Stage 3: Deepening Understanding and Goal Setting

Although your basic helping skills are still important, the fact that trust has been built in the earlier stages means that other skills can now be added—skills that will allow you to understand your client in deeper ways. For instance, the client will now allow you to confront him or her, ask probing questions, and give advanced empathic responses. You can increasingly push the envelope and move into the inner world of the client. However, it is always crucial to maintain sensitivity to the client’s needs and to maintain a supportive and nurturing base. Move too fast and the client will rebuff your attempts to expose his or her inner world. Move at the right pace and the counseling relationship will deepen, and you might consider using advanced skills based on your expertise and the client’s issues. The result of your continued probing and analysis of the situation should be anything from an informal verbal agreement concerning goals to a collaboratively written contract that is signed by both the client and the helper.

Stage 4: Work

During the fourth stage, the client begins to work on the issues that were identified in Stage 3 and agreed upon between the helper and the client. The helper applies his or her helping skills to facilitate progress, and, if necessary, the helper and client may want to revisit and, in a collaborative manner, reevaluate some of the goals set earlier. During this stage, it is not uncommon to find the helper using a variety of skills. For instance, the helper may use empathy, to assure deep understanding and self-reflection; modeling, to demonstrate new kinds of behaviors with which to experiment; self-disclosure, to bond with the client and offer hope for change; questions, to assure he or she is on track with client issues; confrontation, to gently encourage the client to continue working; and affirmations and encouragement, to reinforce client behavior. The client, meanwhile, takes responsibility for and actively works on his or her identified issues and themes and generally builds higher self-esteem as he or she accomplishes the identified goals.

Stage 5: Closure

As the client accomplishes some or most of his or her goals, both client and helper will logically think about ending the helping relationship. Because the helping relationship is one of the few intimate relationships that is time limited, clients and helpers will inevitably have to work through their feelings of loss about the ending of the relationship (Murdin, 2000). Termination should be a gradual process in which the client and the helper have time to deal with the loss involved and discuss whether the stated goals have been met. Successful termination is more likely if

· (1)

clients discuss termination early,

· (2)

goals are clear so clients know when counseling is near completion,

· (3)

the helper respects the client’s desire to terminate yet feels free to discuss feelings that termination may be happening too soon,

· (4)

the relationship remains professional (e.g., does not move into a friendship),

· (5)

clients know they can return,

· (6)

clients are able to review the success they had in counseling, and

· (7)

clients can discuss feelings of loss around termination (Hill, 2014; Sommers-Flanagan & Sommers-Flanagan, 2014).
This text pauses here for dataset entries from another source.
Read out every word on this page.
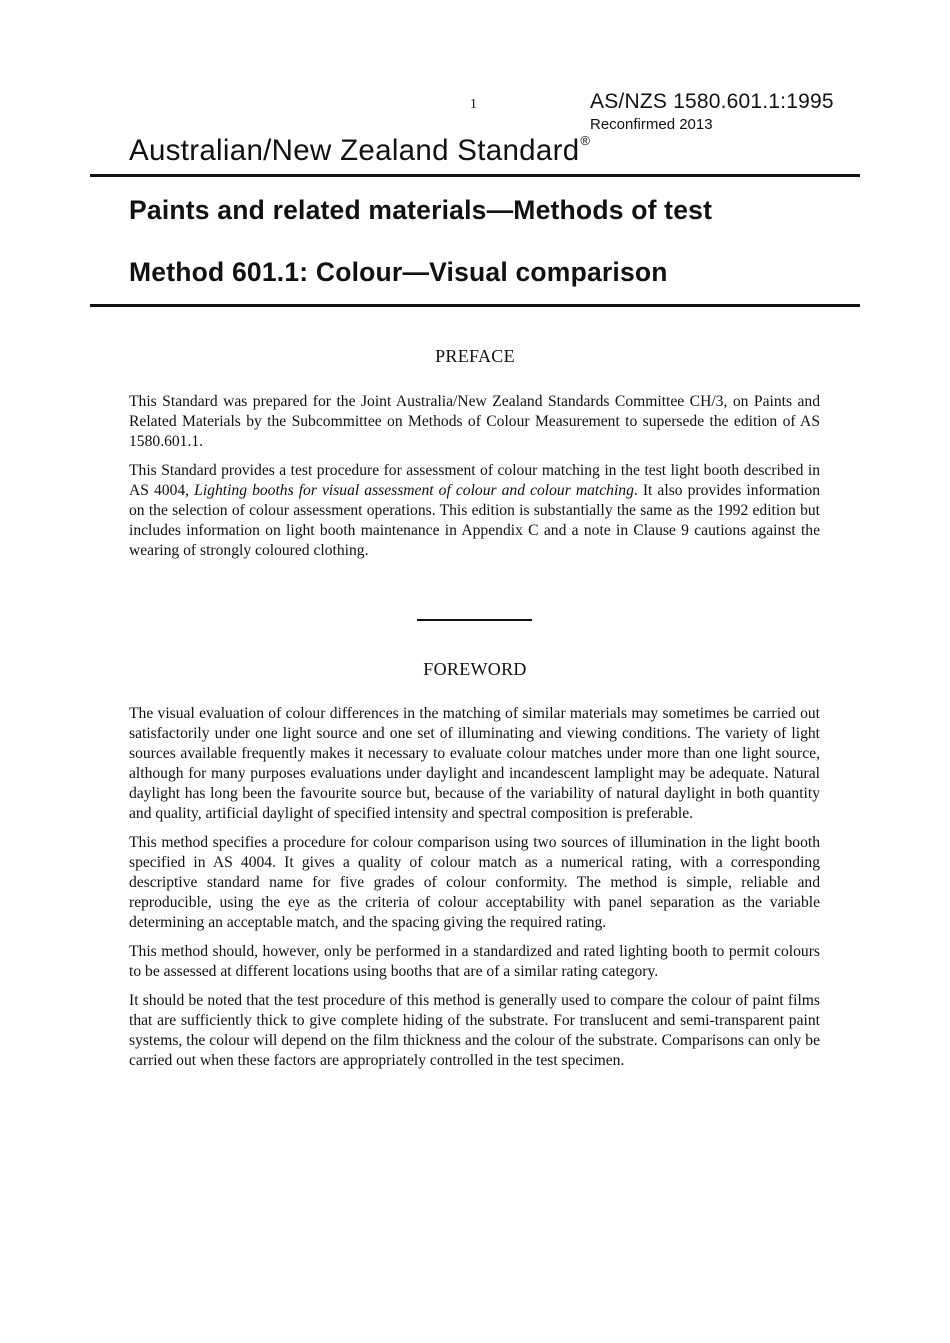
1	AS/NZS 1580.601.1:1995
Reconfirmed 2013
Australian/New Zealand Standard®
Paints and related materials—Methods of test
Method 601.1: Colour—Visual comparison
PREFACE

This Standard was prepared for the Joint Australia/New Zealand Standards Committee CH/3, on Paints and Related Materials by the Subcommittee on Methods of Colour Measurement to supersede the edition of AS 1580.601.1.

This Standard provides a test procedure for assessment of colour matching in the test light booth described in AS 4004, Lighting booths for visual assessment of colour and colour matching. It also provides information on the selection of colour assessment operations. This edition is substantially the same as the 1992 edition but includes information on light booth maintenance in Appendix C and a note in Clause 9 cautions against the wearing of strongly coloured clothing.

FOREWORD

The visual evaluation of colour differences in the matching of similar materials may sometimes be carried out satisfactorily under one light source and one set of illuminating and viewing conditions. The variety of light sources available frequently makes it necessary to evaluate colour matches under more than one light source, although for many purposes evaluations under daylight and incandescent lamplight may be adequate. Natural daylight has long been the favourite source but, because of the variability of natural daylight in both quantity and quality, artificial daylight of specified intensity and spectral composition is preferable.

This method specifies a procedure for colour comparison using two sources of illumination in the light booth specified in AS 4004. It gives a quality of colour match as a numerical rating, with a corresponding descriptive standard name for five grades of colour conformity. The method is simple, reliable and reproducible, using the eye as the criteria of colour acceptability with panel separation as the variable determining an acceptable match, and the spacing giving the required rating.

This method should, however, only be performed in a standardized and rated lighting booth to permit colours to be assessed at different locations using booths that are of a similar rating category.

It should be noted that the test procedure of this method is generally used to compare the colour of paint films that are sufficiently thick to give complete hiding of the substrate. For translucent and semi-transparent paint systems, the colour will depend on the film thickness and the colour of the substrate. Comparisons can only be carried out when these factors are appropriately controlled in the test specimen.
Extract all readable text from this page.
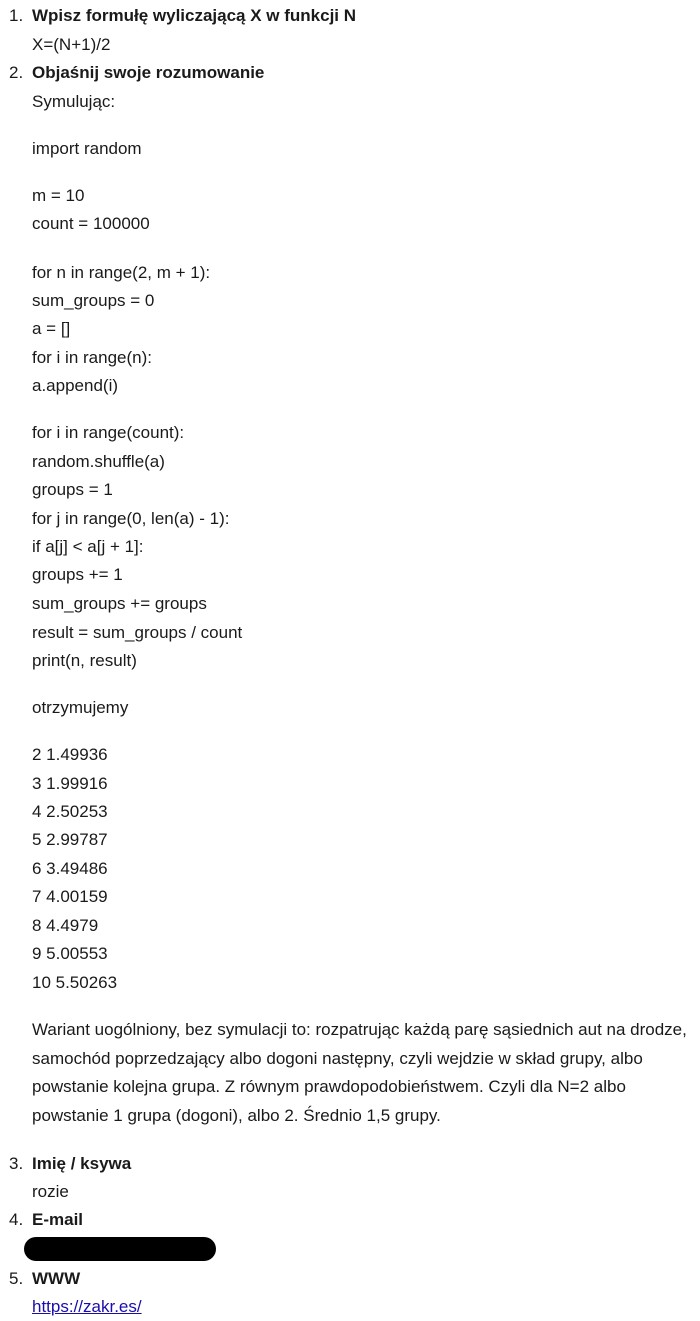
1. Wpisz formułę wyliczającą X w funkcji N
X=(N+1)/2
2. Objaśnij swoje rozumowanie
Symulując:
import random
m = 10
count = 100000
for n in range(2, m + 1):
sum_groups = 0
a = []
for i in range(n):
a.append(i)
for i in range(count):
random.shuffle(a)
groups = 1
for j in range(0, len(a) - 1):
if a[j] < a[j + 1]:
groups += 1
sum_groups += groups
result = sum_groups / count
print(n, result)
otrzymujemy
2 1.49936
3 1.99916
4 2.50253
5 2.99787
6 3.49486
7 4.00159
8 4.4979
9 5.00553
10 5.50263
Wariant uogólniony, bez symulacji to: rozpatrując każdą parę sąsiednich aut na drodze, samochód poprzedzający albo dogoni następny, czyli wejdzie w skład grupy, albo powstanie kolejna grupa. Z równym prawdopodobieństwem. Czyli dla N=2 albo powstanie 1 grupa (dogoni), albo 2. Średnio 1,5 grupy.
3. Imię / ksywa
rozie
4. E-mail
5. WWW
https://zakr.es/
During this stage, a number of skills will be used. For instance, helpers will use empathy to summarize client accomplishments. In addition, they will affirm clients for reaching their goals and encourage clients to continue on a positive track, even after the helping relationship ends. Finally, some helpers feel comfortable during this stage with making a small amount of self-disclosure, as they share their good feelings about their client’s accomplishments and their sad feelings about saying good-bye.